Cependant malgré ses menaces j’aurais parlé de mes doutes à mère Barberin, si j’avais pu me trouver seul un instant avec elle, mais de toute la soirée Barberin ne quitta pas la maison, et je me couchai sans avoir pu trouver l’occasion que j’attendais.

Je m’endormis en me disant que ce serait pour le lendemain.

Mais le lendemain, quand je me levai, je n’aperçus point mère Barberin.

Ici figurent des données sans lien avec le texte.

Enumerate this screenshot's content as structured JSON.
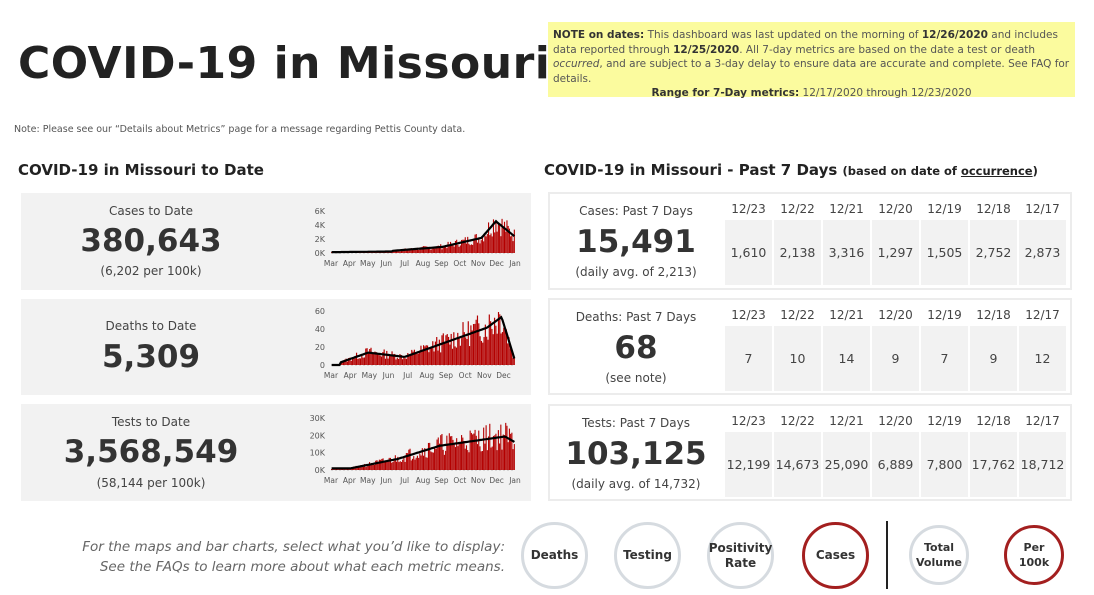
{
  "title": "COVID-19 in Missouri",
  "note": {
    "label": "NOTE on dates:",
    "text1": " This dashboard was last updated on the morning of ",
    "updated": "12/26/2020",
    "text2": " and includes data reported through ",
    "through": "12/25/2020",
    "text3": ". All 7-day metrics are based on the date a test or death ",
    "occurred": "occurred",
    "text4": ", and are subject to a 3-day delay to ensure data are accurate and complete. See FAQ for details.",
    "range_label": "Range for 7-Day metrics:",
    "range_value": " 12/17/2020 through 12/23/2020"
  },
  "pettis_note": "Note: Please see our “Details about Metrics” page for a message regarding Pettis County data.",
  "to_date": {
    "title": "COVID-19 in Missouri to Date",
    "cases": {
      "label": "Cases to Date",
      "value": "380,643",
      "sub": "(6,202 per 100k)",
      "yticks": [
        "6K",
        "4K",
        "2K",
        "0K"
      ]
    },
    "deaths": {
      "label": "Deaths to Date",
      "value": "5,309",
      "sub": "",
      "yticks": [
        "60",
        "40",
        "20",
        "0"
      ]
    },
    "tests": {
      "label": "Tests to Date",
      "value": "3,568,549",
      "sub": "(58,144 per 100k)",
      "yticks": [
        "30K",
        "20K",
        "10K",
        "0K"
      ]
    },
    "months_jan": [
      "Mar",
      "Apr",
      "May",
      "Jun",
      "Jul",
      "Aug",
      "Sep",
      "Oct",
      "Nov",
      "Dec",
      "Jan"
    ],
    "months_dec": [
      "Mar",
      "Apr",
      "May",
      "Jun",
      "Jul",
      "Aug",
      "Sep",
      "Oct",
      "Nov",
      "Dec"
    ]
  },
  "past7": {
    "title": "COVID-19 in Missouri - Past 7 Days",
    "subtitle_pre": "(based on date of ",
    "subtitle_link": "occurrence",
    "subtitle_post": ")",
    "dates": [
      "12/23",
      "12/22",
      "12/21",
      "12/20",
      "12/19",
      "12/18",
      "12/17"
    ],
    "cases": {
      "label": "Cases: Past 7 Days",
      "value": "15,491",
      "sub": "(daily avg. of 2,213)",
      "daily": [
        "1,610",
        "2,138",
        "3,316",
        "1,297",
        "1,505",
        "2,752",
        "2,873"
      ]
    },
    "deaths": {
      "label": "Deaths: Past 7 Days",
      "value": "68",
      "sub": "(see note)",
      "daily": [
        "7",
        "10",
        "14",
        "9",
        "7",
        "9",
        "12"
      ]
    },
    "tests": {
      "label": "Tests: Past 7 Days",
      "value": "103,125",
      "sub": "(daily avg. of 14,732)",
      "daily": [
        "12,199",
        "14,673",
        "25,090",
        "6,889",
        "7,800",
        "17,762",
        "18,712"
      ]
    }
  },
  "selector": {
    "line1": "For the maps and bar charts, select what you’d like to display:",
    "line2": "See the FAQs to learn more about what each metric means.",
    "metrics": [
      "Deaths",
      "Testing",
      "Positivity Rate",
      "Cases"
    ],
    "selected_metric": "Cases",
    "modes": [
      "Total Volume",
      "Per 100k"
    ],
    "selected_mode": "Per 100k"
  },
  "colors": {
    "bar": "#b30000",
    "line": "#000000",
    "selected_ring": "#a31f1f",
    "note_bg": "#fbfb9e"
  }
}
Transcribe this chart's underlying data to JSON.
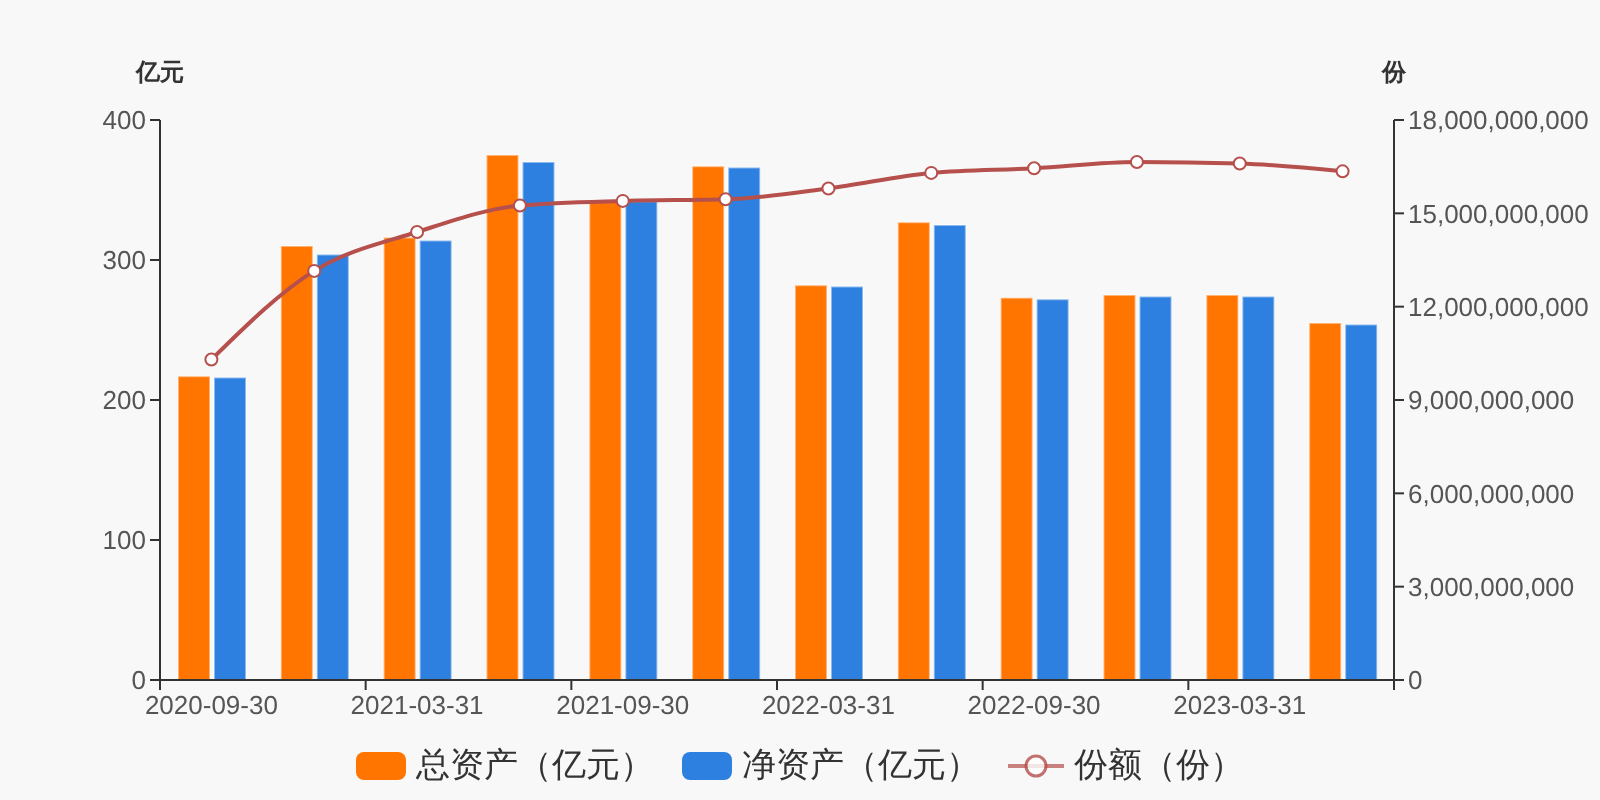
{
  "chart_data": {
    "type": "bar",
    "ylabel": "亿元",
    "y2label": "份",
    "categories": [
      "2020-09-30",
      null,
      "2021-03-31",
      null,
      "2021-09-30",
      null,
      "2022-03-31",
      null,
      "2022-09-30",
      null,
      "2023-03-31",
      null
    ],
    "series": [
      {
        "name": "总资产（亿元）",
        "color": "#ff7500",
        "values": [
          217,
          310,
          316,
          375,
          342,
          367,
          282,
          327,
          273,
          275,
          275,
          255
        ]
      },
      {
        "name": "净资产（亿元）",
        "color": "#2e80e0",
        "values": [
          216,
          304,
          314,
          370,
          342,
          366,
          281,
          325,
          272,
          274,
          274,
          254
        ]
      },
      {
        "name": "份额（份）",
        "type": "line",
        "axis": "y2",
        "color": "#b5504c",
        "marker": "circle",
        "line_style": "solid",
        "values": [
          10300000000,
          13150000000,
          14400000000,
          15250000000,
          15400000000,
          15450000000,
          15800000000,
          16300000000,
          16450000000,
          16650000000,
          16600000000,
          16350000000
        ]
      }
    ],
    "ylim": [
      0,
      400
    ],
    "yticks": [
      0,
      100,
      200,
      300,
      400
    ],
    "y2lim": [
      0,
      18000000000
    ],
    "y2ticks": [
      {
        "value": 0,
        "label": "0"
      },
      {
        "value": 3000000000,
        "label": "3,000,000,000"
      },
      {
        "value": 6000000000,
        "label": "6,000,000,000"
      },
      {
        "value": 9000000000,
        "label": "9,000,000,000"
      },
      {
        "value": 12000000000,
        "label": "12,000,000,000"
      },
      {
        "value": 15000000000,
        "label": "15,000,000,000"
      },
      {
        "value": 18000000000,
        "label": "18,000,000,000"
      }
    ],
    "legend": "bottom"
  }
}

Comme je la cherchais en rôdant autour de la maison, Barberin me demanda ce que je voulais.

— Maman.

— Elle est au village, elle ne reviendra qu’après midi.

Sans savoir pourquoi, cette absence m’inquiéta. Elle n’avait pas dit la veille qu’elle irait au village. Comment n’avait elle pas attendu pour nous accompagner, puisque nous devions y aller après midi ? Serait-elle revenue quand nous partirions ?

Une crainte vague me serra le cœur ; sans me rendre compte du danger qui me menaçait, j’eus cependant le pressentiment d’un danger.

Barberin me regardait d’un air étrange, peu fait pour me rassurer.